Hutan tropis basah di Pegunungan Meratus, Provinsi Kalimantan Selatan, merupakan rumah bagi beraneka ragam flora dan fauna, termasuk tupai terkecil di dunia.

"Ternyata di Pegunungan Meratus Kalsel ini terdapat seekor satwa unik dan langka, yakni tupai terkecil di dunia," jelas Zainudin Basriansyah, Peneliti Muda Pusat Studi & Konservasi Keanekaragaman Hayati Indonesia (Biodiversitas Indonesia) -Universitas Lambung Mangkurat Banjarmasin, Senin.

Ekspedisi Susur Sungai DAS Barito 2017 kolaborasi Masyarakat Peduli Sungai (Melingai) dan Balai Wilayah Sungai (BWS) II pada 16 September menemukan keberadaan satwa yang disebut Bornean pygmy squirrel (Exilisciurus exilis) itu.

"Tupai jenis ini tersebar di seluruh Kalimantan, khususnya pada habitat >1000 meter dari permukaan laut.

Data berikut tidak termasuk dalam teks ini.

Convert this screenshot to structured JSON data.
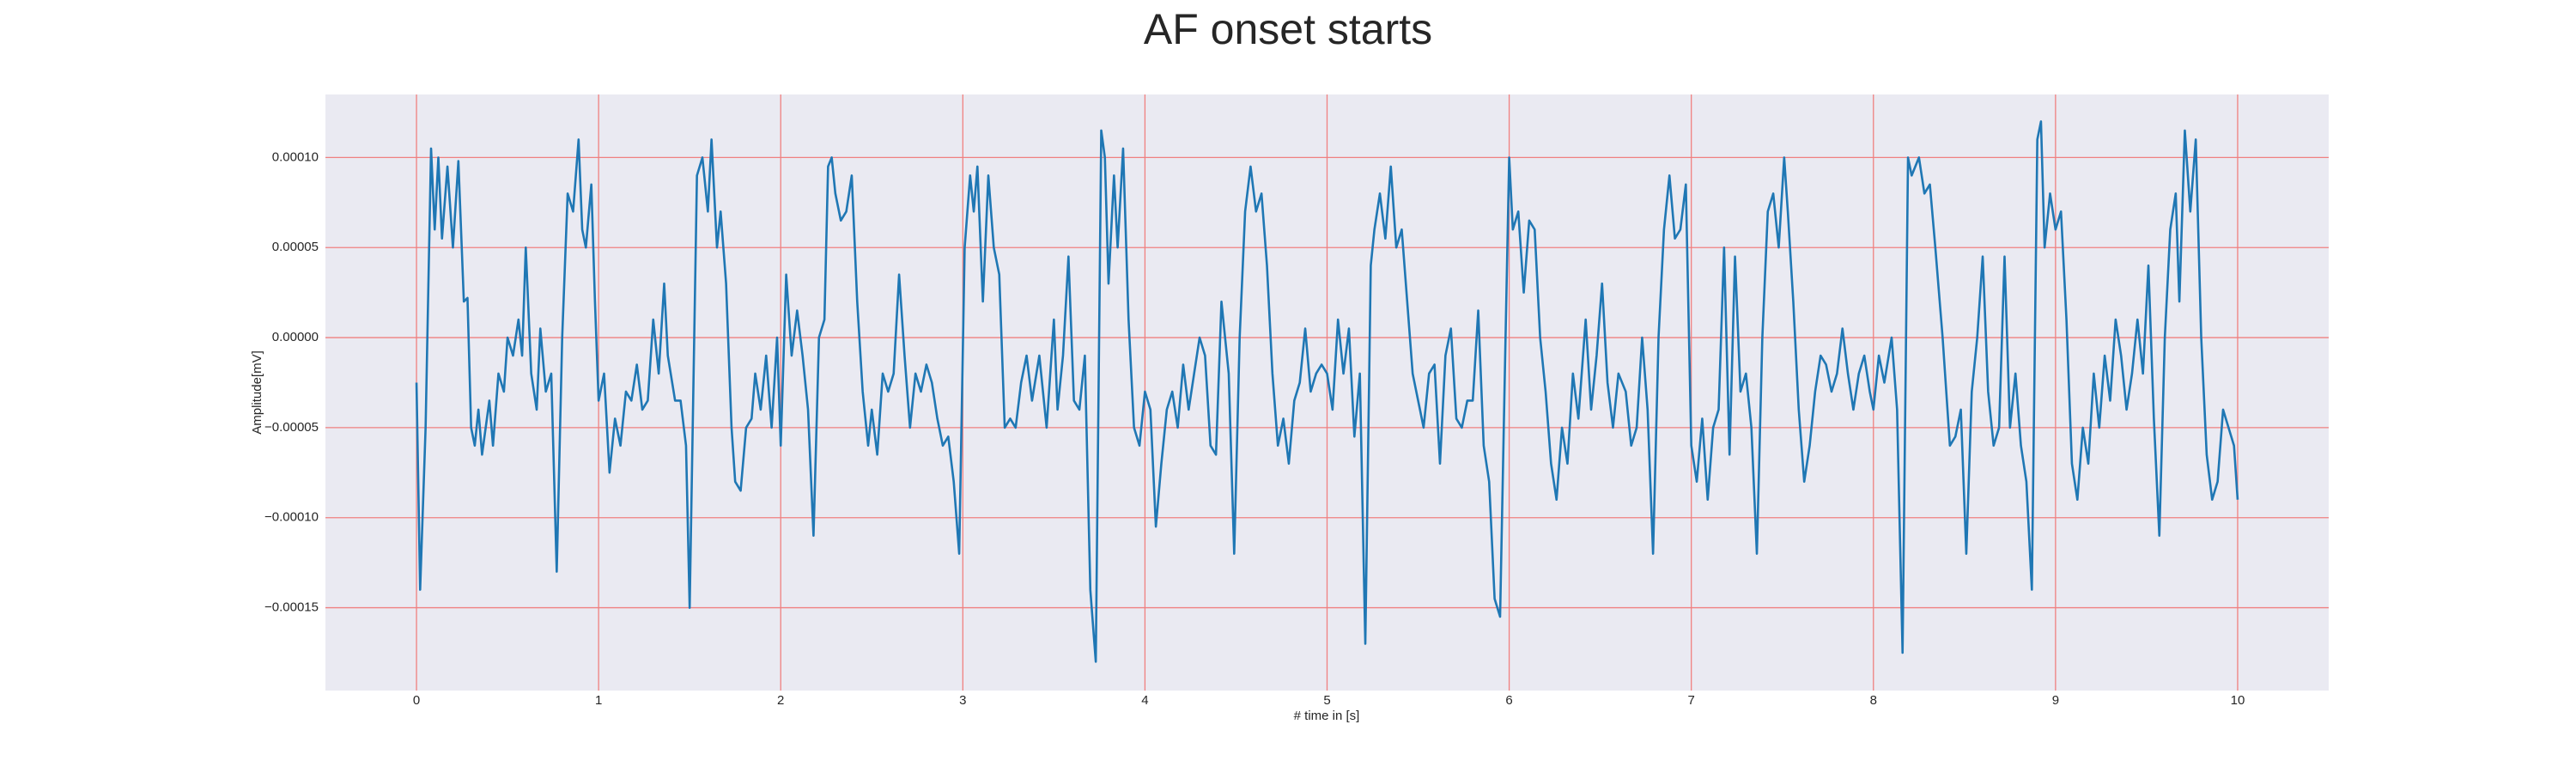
{
  "chart_data": {
    "type": "line",
    "title": "AF onset starts",
    "xlabel": "# time in [s]",
    "ylabel": "Amplitude[mV]",
    "grid": true,
    "background": "#eaeaf2",
    "grid_color": "#f08080",
    "xlim": [
      -0.5,
      10.5
    ],
    "xticks": [
      0,
      1,
      2,
      3,
      4,
      5,
      6,
      7,
      8,
      9,
      10
    ],
    "ylim": [
      -0.000196,
      0.000135
    ],
    "yticks": [
      {
        "value": -0.00015,
        "label": "−0.00015"
      },
      {
        "value": -0.0001,
        "label": "−0.00010"
      },
      {
        "value": -5e-05,
        "label": "−0.00005"
      },
      {
        "value": 0,
        "label": "0.00000"
      },
      {
        "value": 5e-05,
        "label": "0.00005"
      },
      {
        "value": 0.0001,
        "label": "0.00010"
      }
    ],
    "x": [
      0,
      0.02,
      0.05,
      0.08,
      0.1,
      0.12,
      0.14,
      0.17,
      0.2,
      0.23,
      0.26,
      0.28,
      0.3,
      0.32,
      0.34,
      0.36,
      0.4,
      0.42,
      0.45,
      0.48,
      0.5,
      0.53,
      0.56,
      0.58,
      0.6,
      0.63,
      0.66,
      0.68,
      0.71,
      0.74,
      0.77,
      0.8,
      0.83,
      0.86,
      0.89,
      0.91,
      0.93,
      0.96,
      0.98,
      1,
      1.03,
      1.06,
      1.09,
      1.12,
      1.15,
      1.18,
      1.21,
      1.24,
      1.27,
      1.3,
      1.33,
      1.36,
      1.38,
      1.42,
      1.45,
      1.48,
      1.5,
      1.54,
      1.57,
      1.6,
      1.62,
      1.65,
      1.67,
      1.7,
      1.73,
      1.75,
      1.78,
      1.81,
      1.84,
      1.86,
      1.89,
      1.92,
      1.95,
      1.98,
      2,
      2.03,
      2.06,
      2.09,
      2.12,
      2.15,
      2.18,
      2.21,
      2.24,
      2.26,
      2.28,
      2.3,
      2.33,
      2.36,
      2.39,
      2.42,
      2.45,
      2.48,
      2.5,
      2.53,
      2.56,
      2.59,
      2.62,
      2.65,
      2.68,
      2.71,
      2.74,
      2.77,
      2.8,
      2.83,
      2.86,
      2.89,
      2.92,
      2.95,
      2.98,
      3.01,
      3.04,
      3.06,
      3.08,
      3.11,
      3.14,
      3.17,
      3.2,
      3.23,
      3.26,
      3.29,
      3.32,
      3.35,
      3.38,
      3.42,
      3.46,
      3.5,
      3.52,
      3.55,
      3.58,
      3.61,
      3.64,
      3.67,
      3.7,
      3.73,
      3.76,
      3.78,
      3.8,
      3.83,
      3.85,
      3.88,
      3.91,
      3.94,
      3.97,
      4,
      4.03,
      4.06,
      4.09,
      4.12,
      4.15,
      4.18,
      4.21,
      4.24,
      4.27,
      4.3,
      4.33,
      4.36,
      4.39,
      4.42,
      4.46,
      4.49,
      4.52,
      4.55,
      4.58,
      4.61,
      4.64,
      4.67,
      4.7,
      4.73,
      4.76,
      4.79,
      4.82,
      4.85,
      4.88,
      4.91,
      4.94,
      4.97,
      5,
      5.03,
      5.06,
      5.09,
      5.12,
      5.15,
      5.18,
      5.21,
      5.24,
      5.26,
      5.29,
      5.32,
      5.35,
      5.38,
      5.41,
      5.44,
      5.47,
      5.5,
      5.53,
      5.56,
      5.59,
      5.62,
      5.65,
      5.68,
      5.71,
      5.74,
      5.77,
      5.8,
      5.83,
      5.86,
      5.89,
      5.92,
      5.95,
      5.98,
      6,
      6.02,
      6.05,
      6.08,
      6.11,
      6.14,
      6.17,
      6.2,
      6.23,
      6.26,
      6.29,
      6.32,
      6.35,
      6.38,
      6.42,
      6.45,
      6.48,
      6.51,
      6.54,
      6.57,
      6.6,
      6.64,
      6.67,
      6.7,
      6.73,
      6.76,
      6.79,
      6.82,
      6.85,
      6.88,
      6.91,
      6.94,
      6.97,
      7,
      7.03,
      7.06,
      7.09,
      7.12,
      7.15,
      7.18,
      7.21,
      7.24,
      7.27,
      7.3,
      7.33,
      7.36,
      7.39,
      7.42,
      7.45,
      7.48,
      7.51,
      7.53,
      7.56,
      7.59,
      7.62,
      7.65,
      7.68,
      7.71,
      7.74,
      7.77,
      7.8,
      7.83,
      7.86,
      7.89,
      7.92,
      7.95,
      7.98,
      8,
      8.03,
      8.06,
      8.1,
      8.13,
      8.16,
      8.19,
      8.21,
      8.23,
      8.25,
      8.28,
      8.31,
      8.34,
      8.38,
      8.42,
      8.45,
      8.48,
      8.51,
      8.54,
      8.57,
      8.6,
      8.63,
      8.66,
      8.69,
      8.72,
      8.75,
      8.78,
      8.81,
      8.84,
      8.87,
      8.9,
      8.92,
      8.94,
      8.97,
      9,
      9.03,
      9.06,
      9.09,
      9.12,
      9.15,
      9.18,
      9.21,
      9.24,
      9.27,
      9.3,
      9.33,
      9.36,
      9.39,
      9.42,
      9.45,
      9.48,
      9.51,
      9.54,
      9.57,
      9.6,
      9.63,
      9.66,
      9.68,
      9.71,
      9.74,
      9.77,
      9.8,
      9.83,
      9.86,
      9.89,
      9.92,
      9.95,
      9.98,
      10
    ],
    "series": [
      {
        "color": "#1f77b4",
        "values": [
          -2.5e-05,
          -0.00014,
          -5e-05,
          0.000105,
          6e-05,
          0.0001,
          5.5e-05,
          9.5e-05,
          5e-05,
          9.8e-05,
          2e-05,
          2.2e-05,
          -5e-05,
          -6e-05,
          -4e-05,
          -6.5e-05,
          -3.5e-05,
          -6e-05,
          -2e-05,
          -3e-05,
          0,
          -1e-05,
          1e-05,
          -1e-05,
          5e-05,
          -2e-05,
          -4e-05,
          5e-06,
          -3e-05,
          -2e-05,
          -0.00013,
          0,
          8e-05,
          7e-05,
          0.00011,
          6e-05,
          5e-05,
          8.5e-05,
          2e-05,
          -3.5e-05,
          -2e-05,
          -7.5e-05,
          -4.5e-05,
          -6e-05,
          -3e-05,
          -3.5e-05,
          -1.5e-05,
          -4e-05,
          -3.5e-05,
          1e-05,
          -2e-05,
          3e-05,
          -1e-05,
          -3.5e-05,
          -3.5e-05,
          -6e-05,
          -0.00015,
          9e-05,
          0.0001,
          7e-05,
          0.00011,
          5e-05,
          7e-05,
          3e-05,
          -5e-05,
          -8e-05,
          -8.5e-05,
          -5e-05,
          -4.5e-05,
          -2e-05,
          -4e-05,
          -1e-05,
          -5e-05,
          0,
          -6e-05,
          3.5e-05,
          -1e-05,
          1.5e-05,
          -1e-05,
          -4e-05,
          -0.00011,
          0,
          1e-05,
          9.5e-05,
          0.0001,
          8e-05,
          6.5e-05,
          7e-05,
          9e-05,
          2e-05,
          -3e-05,
          -6e-05,
          -4e-05,
          -6.5e-05,
          -2e-05,
          -3e-05,
          -2e-05,
          3.5e-05,
          -1e-05,
          -5e-05,
          -2e-05,
          -3e-05,
          -1.5e-05,
          -2.5e-05,
          -4.5e-05,
          -6e-05,
          -5.5e-05,
          -8e-05,
          -0.00012,
          5e-05,
          9e-05,
          7e-05,
          9.5e-05,
          2e-05,
          9e-05,
          5e-05,
          3.5e-05,
          -5e-05,
          -4.5e-05,
          -5e-05,
          -2.5e-05,
          -1e-05,
          -3.5e-05,
          -1e-05,
          -5e-05,
          1e-05,
          -4e-05,
          -1e-05,
          4.5e-05,
          -3.5e-05,
          -4e-05,
          -1e-05,
          -0.00014,
          -0.00018,
          0.000115,
          0.0001,
          3e-05,
          9e-05,
          5e-05,
          0.000105,
          1e-05,
          -5e-05,
          -6e-05,
          -3e-05,
          -4e-05,
          -0.000105,
          -7e-05,
          -4e-05,
          -3e-05,
          -5e-05,
          -1.5e-05,
          -4e-05,
          -2e-05,
          0,
          -1e-05,
          -6e-05,
          -6.5e-05,
          2e-05,
          -2e-05,
          -0.00012,
          0,
          7e-05,
          9.5e-05,
          7e-05,
          8e-05,
          4e-05,
          -2e-05,
          -6e-05,
          -4.5e-05,
          -7e-05,
          -3.5e-05,
          -2.5e-05,
          5e-06,
          -3e-05,
          -2e-05,
          -1.5e-05,
          -2e-05,
          -4e-05,
          1e-05,
          -2e-05,
          5e-06,
          -5.5e-05,
          -2e-05,
          -0.00017,
          4e-05,
          6e-05,
          8e-05,
          5.5e-05,
          9.5e-05,
          5e-05,
          6e-05,
          2e-05,
          -2e-05,
          -3.5e-05,
          -5e-05,
          -2e-05,
          -1.5e-05,
          -7e-05,
          -1e-05,
          5e-06,
          -4.5e-05,
          -5e-05,
          -3.5e-05,
          -3.5e-05,
          1.5e-05,
          -6e-05,
          -8e-05,
          -0.000145,
          -0.000155,
          0,
          0.0001,
          6e-05,
          7e-05,
          2.5e-05,
          6.5e-05,
          6e-05,
          0,
          -3e-05,
          -7e-05,
          -9e-05,
          -5e-05,
          -7e-05,
          -2e-05,
          -4.5e-05,
          1e-05,
          -4e-05,
          -1e-05,
          3e-05,
          -2.5e-05,
          -5e-05,
          -2e-05,
          -3e-05,
          -6e-05,
          -5e-05,
          0,
          -4e-05,
          -0.00012,
          0,
          6e-05,
          9e-05,
          5.5e-05,
          6e-05,
          8.5e-05,
          -6e-05,
          -8e-05,
          -4.5e-05,
          -9e-05,
          -5e-05,
          -4e-05,
          5e-05,
          -6.5e-05,
          4.5e-05,
          -3e-05,
          -2e-05,
          -5e-05,
          -0.00012,
          0,
          7e-05,
          8e-05,
          5e-05,
          0.0001,
          7e-05,
          2e-05,
          -4e-05,
          -8e-05,
          -6e-05,
          -3e-05,
          -1e-05,
          -1.5e-05,
          -3e-05,
          -2e-05,
          5e-06,
          -2e-05,
          -4e-05,
          -2e-05,
          -1e-05,
          -3e-05,
          -4e-05,
          -1e-05,
          -2.5e-05,
          0,
          -4e-05,
          -0.000175,
          0.0001,
          9e-05,
          9.5e-05,
          0.0001,
          8e-05,
          8.5e-05,
          5e-05,
          0,
          -6e-05,
          -5.5e-05,
          -4e-05,
          -0.00012,
          -3e-05,
          0,
          4.5e-05,
          -3e-05,
          -6e-05,
          -5e-05,
          4.5e-05,
          -5e-05,
          -2e-05,
          -6e-05,
          -8e-05,
          -0.00014,
          0.00011,
          0.00012,
          5e-05,
          8e-05,
          6e-05,
          7e-05,
          1e-05,
          -7e-05,
          -9e-05,
          -5e-05,
          -7e-05,
          -2e-05,
          -5e-05,
          -1e-05,
          -3.5e-05,
          1e-05,
          -1e-05,
          -4e-05,
          -2e-05,
          1e-05,
          -2e-05,
          4e-05,
          -4.5e-05,
          -0.00011,
          0,
          6e-05,
          8e-05,
          2e-05,
          0.000115,
          7e-05,
          0.00011,
          0,
          -6.5e-05,
          -9e-05,
          -8e-05,
          -4e-05,
          -5e-05,
          -6e-05,
          -9e-05
        ]
      }
    ]
  }
}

Meski persebarannya luas, namun hingga kini jenis ini secara ekologi masih menjadi misteri bagi peneliti," jelas Zainudin, yang ikut dalam ekspedisi tersebut.

Ia menjelaskan bahwa hingga saat ini ada enam subspesies tupai kecil di Asia, tiga di antaranya ada di Borneo dan dua di antaranya hanya ada di wilayah Kalimantan saja.

"Data biologis maupun ekologis spesies E. exilis ini masih sangat minim, sehingga temuan ini bisa kita jadikan dasar untuk melakukan riset lebih lanjut untuk menguak misteri dari kehidupan tupai terkecil di dunia ini," katanya.

Binatang ini biasa hidup di hutan dataran rendah, namun ada yang bisa hidup pada daerah dengan ketinggian 1.700 meter di atas permukaan laut.

Dengan panjang tubuhnya 73 mm dan berat 17 gram, tupai ini gesit bergerak di antara pepohonan hutan, membuat peneliti agak kesusahan mendokumentasikannya.

"Jenis ini sebenarnya cenderung jinak dan bergerak mendekati kami saat di temukan. Namun pergerakannya yang cepat menjadi hambatan tersendiri bagi kami, mengingat kondisi topografi lokasi temuan berada di lembah berbatu besar dan licin" kata Zainudin.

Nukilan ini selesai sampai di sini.